MOBILE, Ala. — The 2020 Senior Bowl is wrapping up its three days of practices Thursday in Mobile, Ala., and for Bears fans who were hoping GM Ryan Pace would uncover an NFL Draft gem at quarterback, it's time to move on. Those guys aren't here, and unless Pace gets aggressive in free agency or focuses on one of the several underclassmen who've declared, it's going to be a disappointing offseason for the anti-Mitch Trubisky contingent.
To be fair, Utah State's Jordan Love and Oregon's Justin Herbert have lived up to the billing as first-round passers throughout the week. Both have high-end NFL arm talent and will be picked way before the Bears' first selection, No. 43 overall. As a result, Pace has to divert his attention to the next tier of prospects, several of which failed to prove worthy of a second-round choice over the last few days.
Oklahoma's Jalen Hurts' struggles with consistent accuracy throughout 2019 was on display in Senior Bowl practices, especially on Day 1 where he looked nothing like a fringe-first-round pick he was hyped up to be when the Senior Bowl rosters were announced. He's played more like a Day 3 selection, and while his skill set will likely lead to some highlight moments during the actual game, his practice reps have sparked more questions about whether he has the arm talent needed to make an impact as an NFL starter.
Michigan's Shea Patterson was downright brutal. To his credit, his throwing motion improved from a labored shotput style to a more compact release, but he just doesn't have the baseline talent needed to project as a developmental starter. He'll have a place in the league as a backup (maybe?), but he doesn't offer the kind of starting-quality traits that the Bears need to add in a young passer behind Trubisky.

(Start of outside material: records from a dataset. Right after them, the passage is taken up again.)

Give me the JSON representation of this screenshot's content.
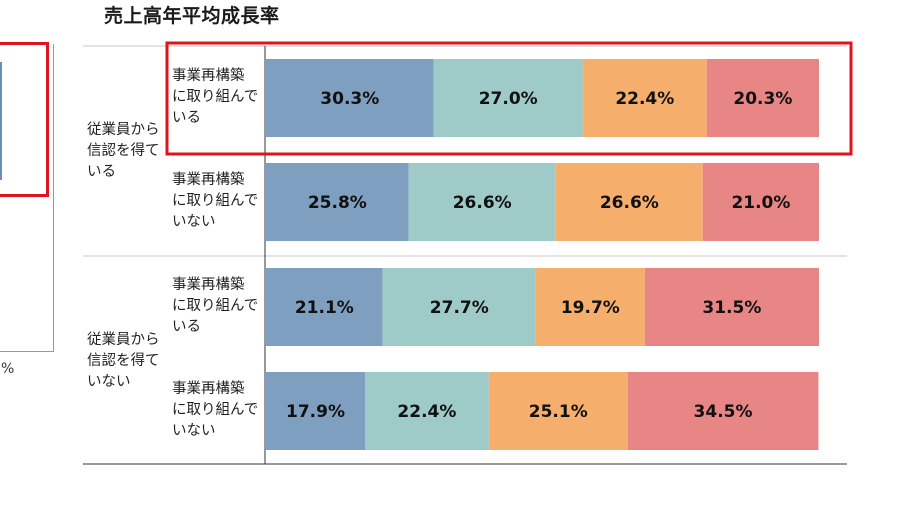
{
  "chart_data": {
    "type": "bar",
    "stacked": true,
    "orientation": "horizontal",
    "title": "売上高年平均成長率",
    "groups": [
      {
        "label": "従業員から\n信認を得て\nいる",
        "rows": [
          {
            "label": "事業再構築\nに取り組んで\nいる",
            "values": [
              30.3,
              27.0,
              22.4,
              20.3
            ],
            "value_labels": [
              "30.3%",
              "27.0%",
              "22.4%",
              "20.3%"
            ],
            "highlighted": true
          },
          {
            "label": "事業再構築\nに取り組んで\nいない",
            "values": [
              25.8,
              26.6,
              26.6,
              21.0
            ],
            "value_labels": [
              "25.8%",
              "26.6%",
              "26.6%",
              "21.0%"
            ],
            "highlighted": false
          }
        ]
      },
      {
        "label": "従業員から\n信認を得て\nいない",
        "rows": [
          {
            "label": "事業再構築\nに取り組んで\nいる",
            "values": [
              21.1,
              27.7,
              19.7,
              31.5
            ],
            "value_labels": [
              "21.1%",
              "27.7%",
              "19.7%",
              "31.5%"
            ],
            "highlighted": false
          },
          {
            "label": "事業再構築\nに取り組んで\nいない",
            "values": [
              17.9,
              22.4,
              25.1,
              34.5
            ],
            "value_labels": [
              "17.9%",
              "22.4%",
              "25.1%",
              "34.5%"
            ],
            "highlighted": false
          }
        ]
      }
    ],
    "segment_colors": [
      "#7f9fc0",
      "#9ecbc7",
      "#f5ae6b",
      "#e88686"
    ],
    "highlight_color": "#e0141e",
    "xlim": [
      0,
      100
    ],
    "legend": "none"
  },
  "left_fragment": {
    "percent_text": "%",
    "title_tail": "、"
  }
}
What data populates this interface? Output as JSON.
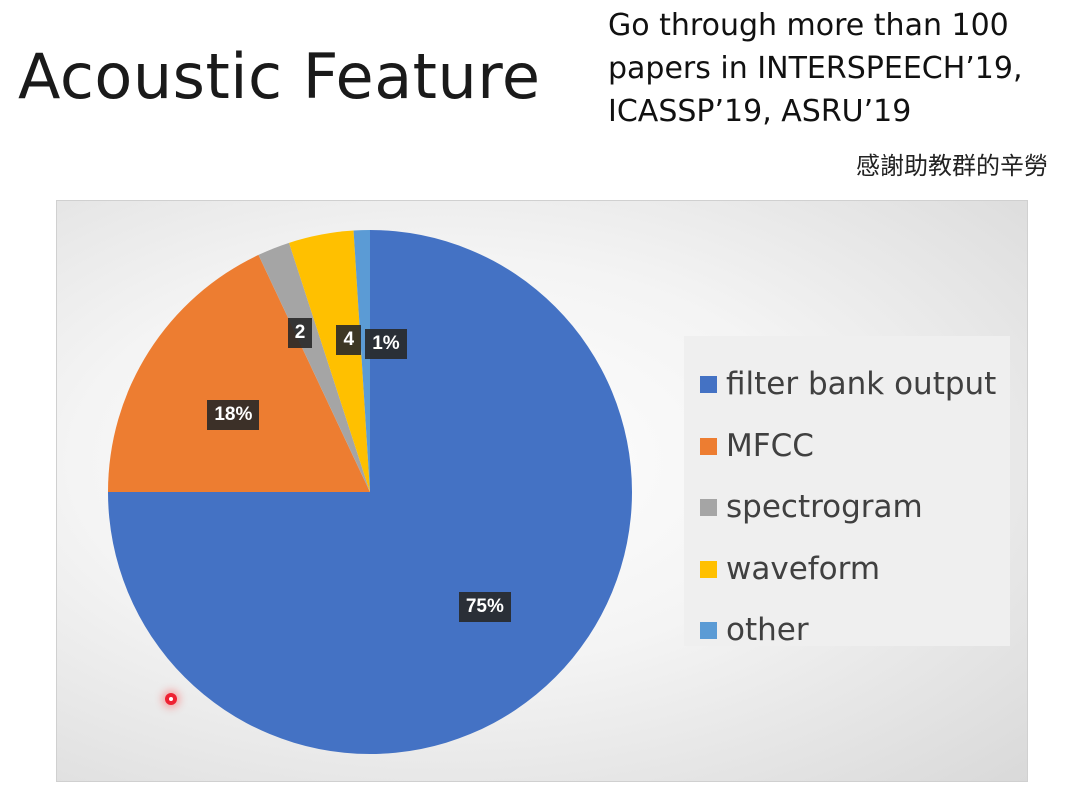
{
  "slide": {
    "title": "Acoustic Feature",
    "note_lines": [
      "Go through more than 100",
      "papers in INTERSPEECH’19,",
      "ICASSP’19, ASRU’19"
    ],
    "thanks": "感謝助教群的辛勞"
  },
  "chart_data": {
    "type": "pie",
    "title": "",
    "categories": [
      "filter bank output",
      "MFCC",
      "spectrogram",
      "waveform",
      "other"
    ],
    "values": [
      75,
      18,
      2,
      4,
      1
    ],
    "data_labels": [
      "75%",
      "18%",
      "2",
      "4",
      "1%"
    ],
    "colors": [
      "#4472C4",
      "#ED7D31",
      "#A5A5A5",
      "#FFC000",
      "#5B9BD5"
    ],
    "legend_position": "right"
  }
}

Washington State's Anthony Gordon has his fan club among Bears backers, but his 199-pound frame and average arm strength may have him destined for undrafted free agency. There's no denying his level of production in Mike Leach's offense last season (5,596 yards and 48 touchdowns), but he doesn't project as an NFL starter and it's even a stretch to say he can be a legitimate No. 2. His performance during practices has been forgettable, and that's not how any quarterback wants to be described.
Colorado's Steven Montez, who began the week as a likely undrafted free agent, did nothing to suggest that should change. He has really good size (6-foot-4, 240 pounds) and his arm is adequate enough to make NFL throws, but he's a wildly inconsistent passer who hasn't done much during his time as the Buffaloes' starter to think his ceiling is overly high on the next level. Like Patterson and Gordon, Montez is going to wait a while for his name to be called come draft weekend.
So where does that leave the Bears in their hunt for an improved quarterback depth chart?
Washington's Jacob Eason and Georgia's Jake Fromm are the only viable options at this point in Round 2. Eason's NFL-ready arm and Fromm's experience and accuracy rank higher than any of the Tier 2 quarterbacks at the Senior Bowl and with such a sizeable gap between their skill set and those other guys, Pace will have no choice but to be aggressive and select one at No. 43 or 50 if his goal is to end April's 2020 draft with a rookie in the quarterback room.